Without a word they disembarked and went down into the water that is not supposed to be in the desert and Philip baptized the Ethiopian eunuch, treasurer of the Queen, now follower of Jesus.
I have to tell you what happened in the last few weeks. You have to know that this text from Acts was set for this week some years ago. I started following this sequence of scriptures that we call the narrative lectionary two years ago. During a Wednesday Night Worship a few weeks ago two teen-aged brothers, grandsons of people who worship on Wednesday, asked about being baptized. We agreed to meet and talk about it. So we did. They decided that they would like to be baptized last Wednesday when they could have family and friends present. They didn't know that the text would be about baptism. But that was the day they chose because it could be done then. So last Wednesday I baptized two young men 8th and 9th grades and I talked about this text where an Ethiopian gets baptized. Coincidence? I think not.
Faith in Jesus calls for a response. The soul wants to be forever joined with its Savior. In Baptism Jesus makes a permanent claim on the life of one who is baptized. They are united with Christ. They can call him and each other Brother. Christ died, so will we, but also just as Christ rose from the dead, so will we. That is his promise. He has gone to prepare a place for us. We will live with him in paradise forever. Heaven rejoices.
The Spirit moves in mysterious and wonderful ways. The Ethiopian went back to Ethiopia and told others about Jesus. The Ethiopian Christians of today trace their faith ancestry back to this unnamed but faith-filled treasurer to the Queen who read scripture, heard the narrative of Jesus and was baptized. Christians have been in Ethiopia for 2,000 years. Longer than anyplace but the Middle East itself.
How did it happen? Philip was obedient to the angel of God and to the Holy Spirit. He lived his faith as evidenced by his calling to be a deacon, a table server of Greek widows. But he also spoke the words of faith. You may have heard the saying "Preach the Gospel, Use Words if necessary." It sounds good. It encourages us to live our faith. But if Philip had not spoken the Gospel he would have failed the Ethiopian and the Spirit's leading. We are called to both live the Gospel and to speak the Gospel.
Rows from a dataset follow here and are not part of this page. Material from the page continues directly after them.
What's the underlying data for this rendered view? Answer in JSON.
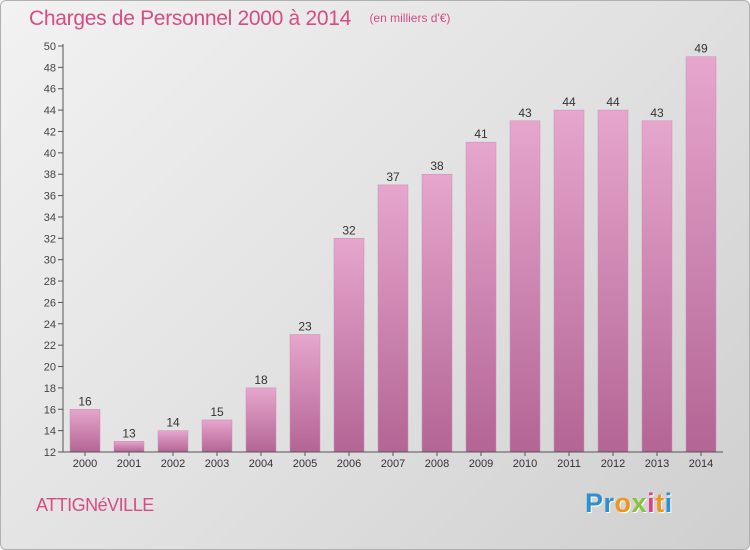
{
  "header": {
    "title": "Charges de Personnel 2000 à 2014",
    "subtitle": "(en milliers d'€)"
  },
  "commune": "ATTIGNéVILLE",
  "logo": {
    "letters": [
      "P",
      "r",
      "o",
      "x",
      "i",
      "t",
      "i"
    ]
  },
  "colors": {
    "bar_top": "#e6a6cd",
    "bar_bottom": "#b36594",
    "text_accent": "#d64c83",
    "background": "#e5e5e5",
    "logo": [
      "#2f8fd0",
      "#2f8fd0",
      "#f0941c",
      "#86c341",
      "#e23c8c",
      "#f0941c",
      "#2f8fd0"
    ]
  },
  "chart_data": {
    "type": "bar",
    "categories": [
      "2000",
      "2001",
      "2002",
      "2003",
      "2004",
      "2005",
      "2006",
      "2007",
      "2008",
      "2009",
      "2010",
      "2011",
      "2012",
      "2013",
      "2014"
    ],
    "values": [
      16,
      13,
      14,
      15,
      18,
      23,
      32,
      37,
      38,
      41,
      43,
      44,
      44,
      43,
      49
    ],
    "data_labels": [
      "16",
      "13",
      "14",
      "15",
      "18",
      "23",
      "32",
      "37",
      "38",
      "41",
      "43",
      "44",
      "44",
      "43",
      "49"
    ],
    "ylim": [
      12,
      50
    ],
    "yticks": [
      12,
      14,
      16,
      18,
      20,
      22,
      24,
      26,
      28,
      30,
      32,
      34,
      36,
      38,
      40,
      42,
      44,
      46,
      48,
      50
    ],
    "grid": false,
    "legend": "none"
  }
}
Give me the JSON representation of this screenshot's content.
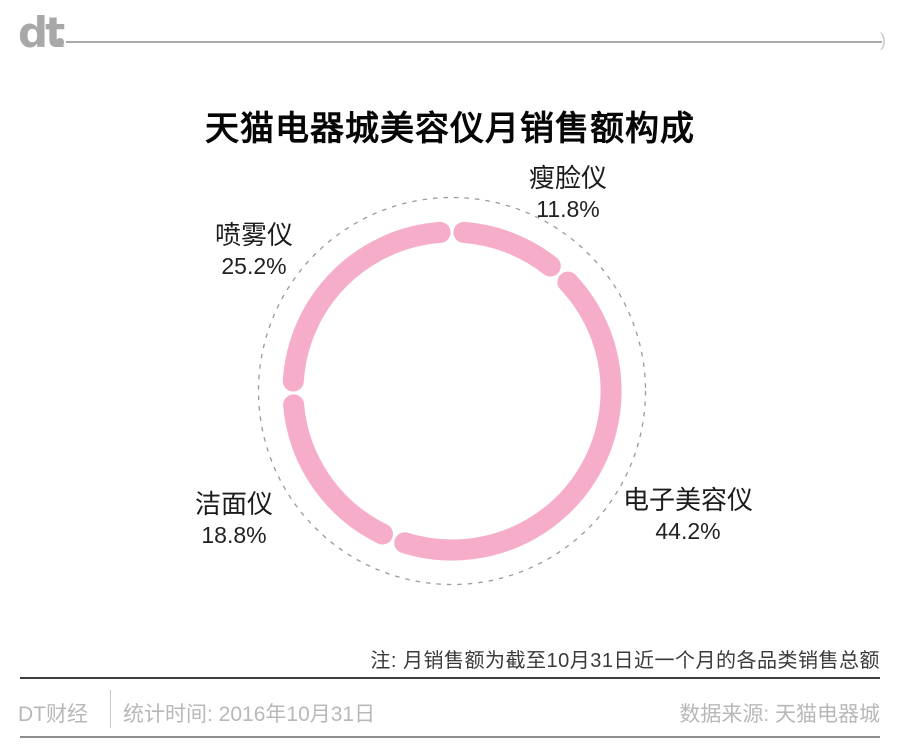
{
  "header": {
    "logo_text": "dt",
    "line_end_glyph": ")",
    "title": "天猫电器城美容仪月销售额构成"
  },
  "chart_data": {
    "type": "pie",
    "style": "donut-ring-with-rounded-segment-caps",
    "title": "天猫电器城美容仪月销售额构成",
    "unit": "%",
    "start_angle_deg": 0,
    "direction": "clockwise",
    "ring_color": "#F6ADCA",
    "guide_circle_color": "#9a9a9a",
    "segments": [
      {
        "id": "slim-face",
        "label": "瘦脸仪",
        "value": 11.8,
        "pct_label": "11.8%"
      },
      {
        "id": "electronic-beauty",
        "label": "电子美容仪",
        "value": 44.2,
        "pct_label": "44.2%"
      },
      {
        "id": "cleansing",
        "label": "洁面仪",
        "value": 18.8,
        "pct_label": "18.8%"
      },
      {
        "id": "mist-spray",
        "label": "喷雾仪",
        "value": 25.2,
        "pct_label": "25.2%"
      }
    ],
    "note": "注: 月销售额为截至10月31日近一个月的各品类销售总额"
  },
  "footer": {
    "brand": "DT财经",
    "stat_time": "统计时间: 2016年10月31日",
    "source": "数据来源: 天猫电器城"
  }
}
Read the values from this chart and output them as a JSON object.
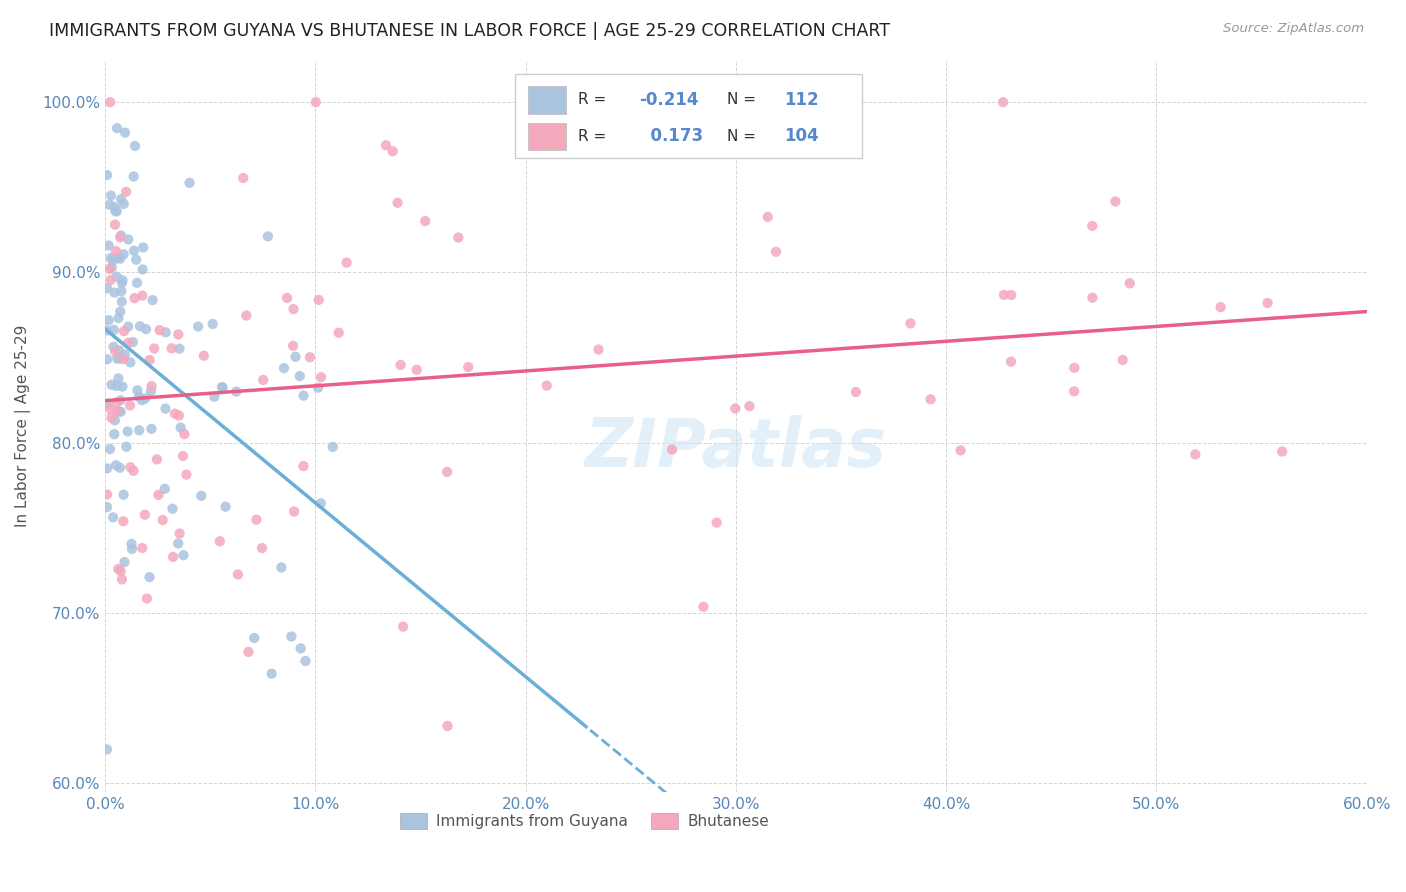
{
  "title": "IMMIGRANTS FROM GUYANA VS BHUTANESE IN LABOR FORCE | AGE 25-29 CORRELATION CHART",
  "source": "Source: ZipAtlas.com",
  "ylabel": "In Labor Force | Age 25-29",
  "xlim": [
    0.0,
    0.6
  ],
  "ylim": [
    0.595,
    1.025
  ],
  "xticks": [
    0.0,
    0.1,
    0.2,
    0.3,
    0.4,
    0.5,
    0.6
  ],
  "yticks": [
    0.6,
    0.7,
    0.8,
    0.9,
    1.0
  ],
  "R_guyana": -0.214,
  "N_guyana": 112,
  "R_bhutan": 0.173,
  "N_bhutan": 104,
  "color_guyana": "#aac4e0",
  "color_bhutan": "#f4a8bc",
  "trendline_guyana_color": "#6baed6",
  "trendline_bhutan_color": "#e8608a",
  "legend_label_guyana": "Immigrants from Guyana",
  "legend_label_bhutan": "Bhutanese"
}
Speak using normal words in normal situations. Faith comes by hearing not by doing, even though doing is important. Doing indicates the presence of faith but the faith is communicated through words. You can do all of the right and good things but those things cannot communicate the love of God in Christ Jesus. It cannot communicate Jesus' life, death and resurrection. Only speaking can communicate why you do good and right things.
Words are important. Let us not think otherwise. Spoken words brought faith to the Ethiopian. They brought faith to two young men on an otherwise unremarkable Wednesday night. Spoken words sustain our faith each time we hear them. The Holy Spirit works through the scriptural words of faith, words that point to the saving grace of Jesus Christ.
The Holy Spirit puts each one of us on the spiritual road again, day after day, making us ready to speak his words, preparing hearts to hear his words. On the road again. Just can't wait to get on the road again. The life I love is speaking Jesus to my friends. I hope it’s the life you love too. Amen.